Da un articolo su MF Dow Jones del 10/02/2011:

MILANO (MF-DJ) A parole sembra che tutti vogliano salvare Dahlia Tv ma alla fine sarà veramente cosi’? La domanda è più che lecita vista la confusione che regna tra i protagonisti della vicenda. La sensazione è che una soluzione sia ancora lontana.

Gli ultimi passi ufficiali hanno visto i soci di Dahlia, Airplus, T.I. Media e Made Srl, per la loro quota parte, decidere di garantire le trasmissioni sul digitale terrestre fino al prossimo 15 febbraio. E dopo? La Lega Calcio Serie A ha convocato un’assemblea sul tema per il 18 febbraio. In quel lasso di tempo cosa accadrà?

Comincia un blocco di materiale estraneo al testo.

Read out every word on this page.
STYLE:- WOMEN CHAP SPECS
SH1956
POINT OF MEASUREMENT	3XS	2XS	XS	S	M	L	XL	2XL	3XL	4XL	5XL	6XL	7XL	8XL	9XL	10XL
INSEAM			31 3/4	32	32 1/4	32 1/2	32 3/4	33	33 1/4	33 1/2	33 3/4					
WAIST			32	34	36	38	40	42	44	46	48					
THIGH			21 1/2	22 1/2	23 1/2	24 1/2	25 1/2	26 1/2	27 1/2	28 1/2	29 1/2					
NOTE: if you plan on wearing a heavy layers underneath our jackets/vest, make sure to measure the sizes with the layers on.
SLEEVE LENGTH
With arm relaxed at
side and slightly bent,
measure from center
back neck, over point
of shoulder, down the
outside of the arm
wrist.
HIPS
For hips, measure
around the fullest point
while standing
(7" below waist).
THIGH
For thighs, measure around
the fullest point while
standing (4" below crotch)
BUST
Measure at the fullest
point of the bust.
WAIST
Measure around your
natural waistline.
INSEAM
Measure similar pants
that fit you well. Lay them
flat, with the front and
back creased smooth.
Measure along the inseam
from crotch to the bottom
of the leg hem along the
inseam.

Oggi il ministro dello Sviluppo Economico, Paolo Romani, a chi gli chiedeva se la Lega Serie A subentrerà a Dahlia Tv nella trasmissione delle partite del campionato di calcio di cui la stessa Dahlia ha i diritti ha risposto: «so che ci stanno lavorando, poi se sarà effettivamente così lo vedremo. Ho incontrato Maurizio Beretta domenica -ha affermato il ministro- e c’è un aggiornamento continuo. Stiamo parlando con la Lega e anche con Telecom Italia, che è socio di Dahlia Tv. E’ quasi un passaggio obbligato mantenerla in piedi, perchè sarebbe un danno forte sia per la Lega, che è detentrice dei diritti tv, sia per gli abbonati che hanno pagato per ricevere un servizio».

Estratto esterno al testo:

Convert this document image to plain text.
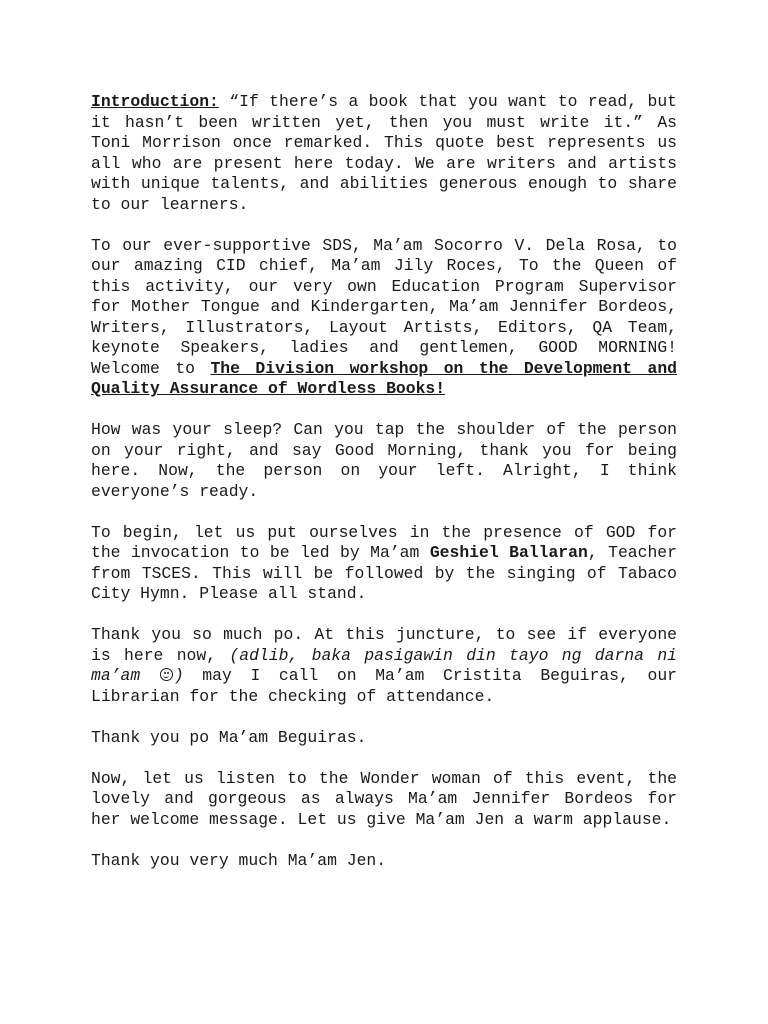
Introduction: “If there’s a book that you want to read, but it hasn’t been written yet, then you must write it.” As Toni Morrison once remarked. This quote best represents us all who are present here today. We are writers and artists with unique talents, and abilities generous enough to share to our learners.

To our ever-supportive SDS, Ma’am Socorro V. Dela Rosa, to our amazing CID chief, Ma’am Jily Roces, To the Queen of this activity, our very own Education Program Supervisor for Mother Tongue and Kindergarten, Ma’am Jennifer Bordeos, Writers, Illustrators, Layout Artists, Editors, QA Team, keynote Speakers, ladies and gentlemen, GOOD MORNING! Welcome to The Division workshop on the Development and Quality Assurance of Wordless Books!

How was your sleep? Can you tap the shoulder of the person on your right, and say Good Morning, thank you for being here. Now, the person on your left. Alright, I think everyone’s ready.

To begin, let us put ourselves in the presence of GOD for the invocation to be led by Ma’am Geshiel Ballaran, Teacher from TSCES. This will be followed by the singing of Tabaco City Hymn. Please all stand.

Thank you so much po. At this juncture, to see if everyone is here now, (adlib, baka pasigawin din tayo ng darna ni ma’am
) may I call on Ma’am Cristita Beguiras, our Librarian for the checking of attendance.

Thank you po Ma’am Beguiras.

Now, let us listen to the Wonder woman of this event, the lovely and gorgeous as always Ma’am Jennifer Bordeos for her welcome message. Let us give Ma’am Jen a warm applause.

Thank you very much Ma’am Jen.
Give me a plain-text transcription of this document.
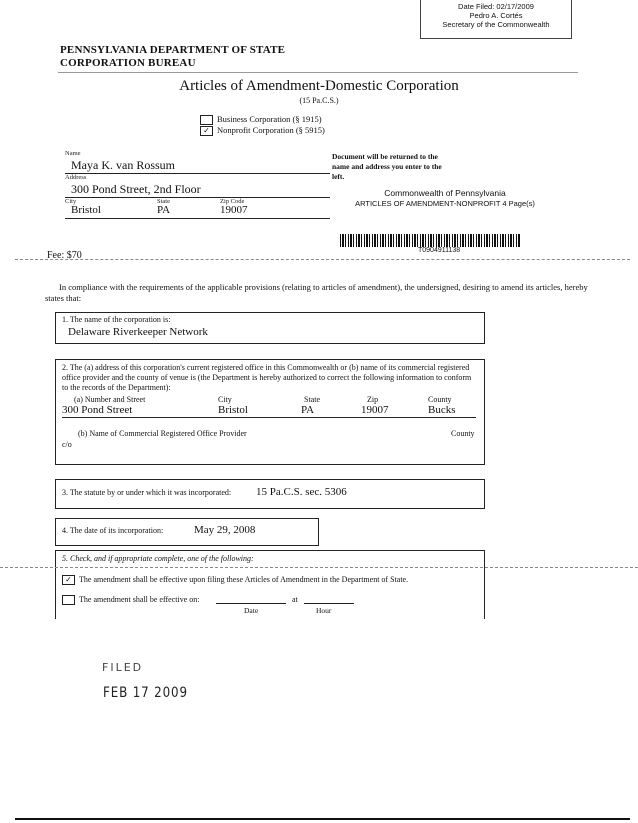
Date Filed: 02/17/2009
Pedro A. Cortés
Secretary of the Commonwealth
PENNSYLVANIA DEPARTMENT OF STATE
CORPORATION BUREAU
Articles of Amendment-Domestic Corporation
(15 Pa.C.S.)
Business Corporation (§ 1915)
✓ Nonprofit Corporation (§ 5915)
Name
Maya K. van Rossum
Address
300 Pond Street, 2nd Floor
City	State	Zip Code
Bristol	PA	19007
Document will be returned to the name and address you enter to the left.
Commonwealth of Pennsylvania
ARTICLES OF AMENDMENT-NONPROFIT 4 Page(s)
T0904911138
Fee: $70
In compliance with the requirements of the applicable provisions (relating to articles of amendment), the undersigned, desiring to amend its articles, hereby states that:
1. The name of the corporation is:
Delaware Riverkeeper Network
2. The (a) address of this corporation's current registered office in this Commonwealth or (b) name of its commercial registered office provider and the county of venue is (the Department is hereby authorized to correct the following information to conform to the records of the Department):
(a) Number and Street	City	State	Zip	County
300 Pond Street	Bristol	PA	19007	Bucks
(b) Name of Commercial Registered Office Provider	County
c/o
3. The statute by or under which it was incorporated: 15 Pa.C.S. sec. 5306
4. The date of its incorporation:	May 29, 2008
5. Check, and if appropriate complete, one of the following:
✓ The amendment shall be effective upon filing these Articles of Amendment in the Department of State.
The amendment shall be effective on:	at
Date	Hour
FILED
FEB 17 2009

Il problema è che la Lega Seria A, tramite il presidente, Maurizio Beretta ha già detto giorni fa che «non abbiamo fra i nostri programmi quello di fare una tv della Lega. La nostra strategia è di fare in modo che i club non perdano la visibilità che era stata loro assicurata. Dobbiamo anche tutelare i crediti e gli interessi economici della Lega».

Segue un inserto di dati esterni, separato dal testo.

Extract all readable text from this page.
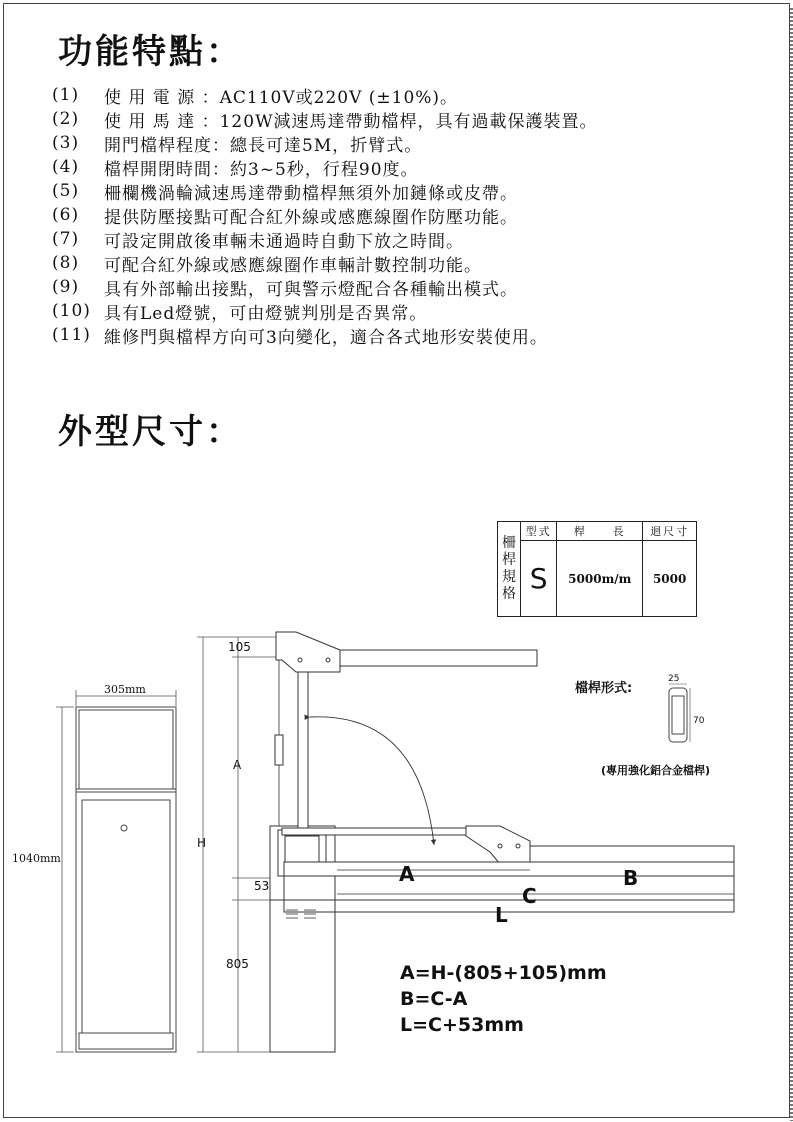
功能特點：
(1)	使 用 電 源 ：AC110V或220V (±10%)。
(2)	使 用 馬 達 ：120W減速馬達帶動檔桿，具有過載保護裝置。
(3)	開門檔桿程度：總長可達5M，折臂式。
(4)	檔桿開閉時間：約3~5秒，行程90度。
(5)	柵欄機渦輪減速馬達帶動檔桿無須外加鏈條或皮帶。
(6)	提供防壓接點可配合紅外線或感應線圈作防壓功能。
(7)	可設定開啟後車輛未通過時自動下放之時間。
(8)	可配合紅外線或感應線圈作車輛計數控制功能。
(9)	具有外部輸出接點，可與警示燈配合各種輸出模式。
(10) 具有Led燈號，可由燈號判別是否異常。
(11) 維修門與檔桿方向可3向變化，適合各式地形安裝使用。
外型尺寸：
柵
桿
規
格	型式	桿　　長	迴尺寸
	S	5000m/m	5000
305mm
1040mm
105
A
H
53
805
A	B
C
L
檔桿形式:
25
70
(專用強化鋁合金檔桿)
A=H-(805+105)mm
B=C-A
L=C+53mm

Tutti a parole cercano di tutelare gli interessi propri, quelli dei lavoratori e degli abbonati ma, come ha spiegato una fonte vicina al dossier, sembra che nessuno voglia fare un passo indietro. Insomma per salvare il salvabile bisognerebbe che tutti ci perdessero qualcosa.

La Lega nell’ultima assemblea ha deciso di postergare i crediti vantati nei confronti di Dahlia e probabilmente, al termine della liquidazione, non avrà molto dei milioni che dovrebbero entrare nelle sue casse. Ma questo da solo non basta. Beretta ha spiegato che in caso non si trovi una soluzione i diritti delle squadre di Seria A torneranno alla Lega, come quelli della Serie B alla propria. Ma il problema rimarrebbe. Chi tutela i 290.000 abbonati?

Secondo la fonte una possibile soluzione potrebbe essere quella della chiusura di Dahlia e la successiva creazione di una società con attivià più piccole e obiettivi mirati. In questo caso potrebbero (o dovrebbero?) partecipare tutti gli attori della vicenda. Tranne gli svedesi di AirPlus che, ha spiegato la fonte, al momento continuano a mettere i soldi per cercare di uscire in modo più dignitoso da tutta la vicenda.